The Bentley Flying Spur will invariably draw comparisons to the Continental GT. The design language is similar, for sure, but the Flying Spur is not quite as streamlined. Fittingly for a four-door, it taps into a more old-school aesthetic, and has a more muscular presence—particularly in the way the bonnet rises over the vertical slats of the front grille.
It does share many of the Continental’s lauded mechanics, however. The supremely refined and powerful 6.0-litre W12 is back, punching out the same 626bhp and 900Nm. Despite the added length and weight of the Flying Spur—it is nearly 50cm longer at 5.3m, and almost 200kg heavier, tipping the scales at nearly 2.5 tonnes—the engine is unbothered, with the 0-100km/h time nearly unchanged at 3.8 seconds. The eight-speed dual-clutch is the same. The rotating dashboard display is back, as well, flipping from modern display to old-school analogue to distraction-free wood panel at the touch of a button.

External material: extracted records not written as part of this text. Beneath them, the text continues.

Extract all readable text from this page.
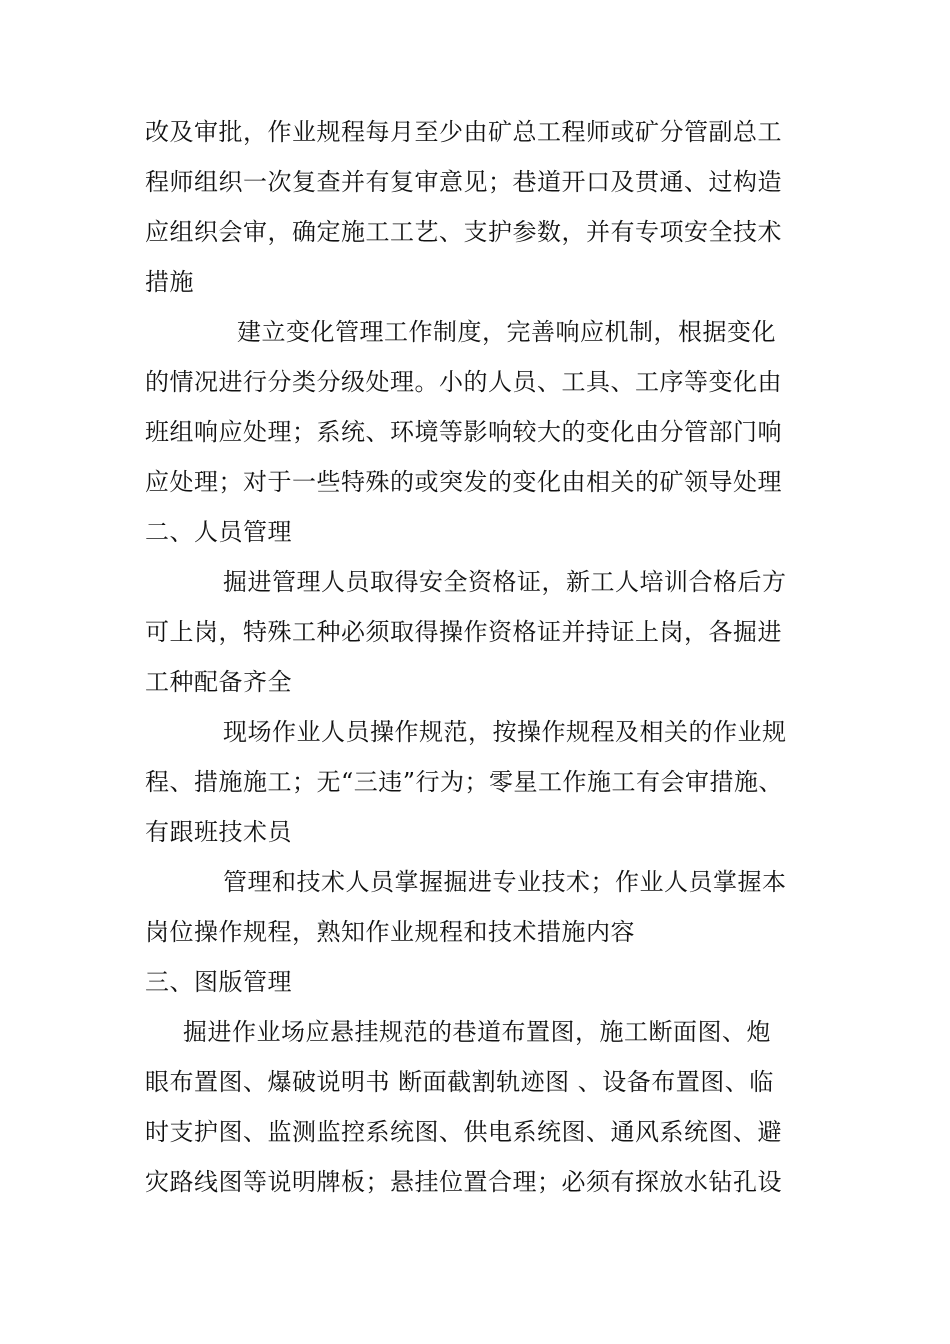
改及审批，作业规程每月至少由矿总工程师或矿分管副总工
程师组织一次复查并有复审意见；巷道开口及贯通、过构造
应组织会审，确定施工工艺、支护参数，并有专项安全技术
措施
建立变化管理工作制度，完善响应机制，根据变化
的情况进行分类分级处理。小的人员、工具、工序等变化由
班组响应处理；系统、环境等影响较大的变化由分管部门响
应处理；对于一些特殊的或突发的变化由相关的矿领导处理
二、人员管理
掘进管理人员取得安全资格证，新工人培训合格后方
可上岗，特殊工种必须取得操作资格证并持证上岗，各掘进
工种配备齐全
现场作业人员操作规范，按操作规程及相关的作业规
程、措施施工；无“三违”行为；零星工作施工有会审措施、
有跟班技术员
管理和技术人员掌握掘进专业技术；作业人员掌握本
岗位操作规程，熟知作业规程和技术措施内容
三、图版管理
掘进作业场应悬挂规范的巷道布置图，施工断面图、炮
眼布置图、爆破说明书 断面截割轨迹图 、设备布置图、临
时支护图、监测监控系统图、供电系统图、通风系统图、避
灾路线图等说明牌板；悬挂位置合理；必须有探放水钻孔设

New features include the retractable Flying B on the nose, a first for a modern Flying Spur, and a three-dimensional quilted leather option of upholstery. It is also the first Bentley to employ all-wheel steering. This, combined with the returning electric anti-roll system and rear-biased all-wheel drive system, will ensure the Flying Spur feels far more responsive and agile than a car it size should.
The interior is, to no-one’s surprise, utterly immaculate. The rear seats are roomy if not cavernous—the roofline slopes a little, but this is a sports sedan, after all—but the touch screen mounted in the centre console will allow passengers to find their comfort zone by controlling crucial functions such as window blinds and seat massagers.
The Flying Spur is, in short, another diamond-knurled package one only gets from Crewe—grand touring dynamics in a sedan body, and perfect for one who likes driving as much as being driven.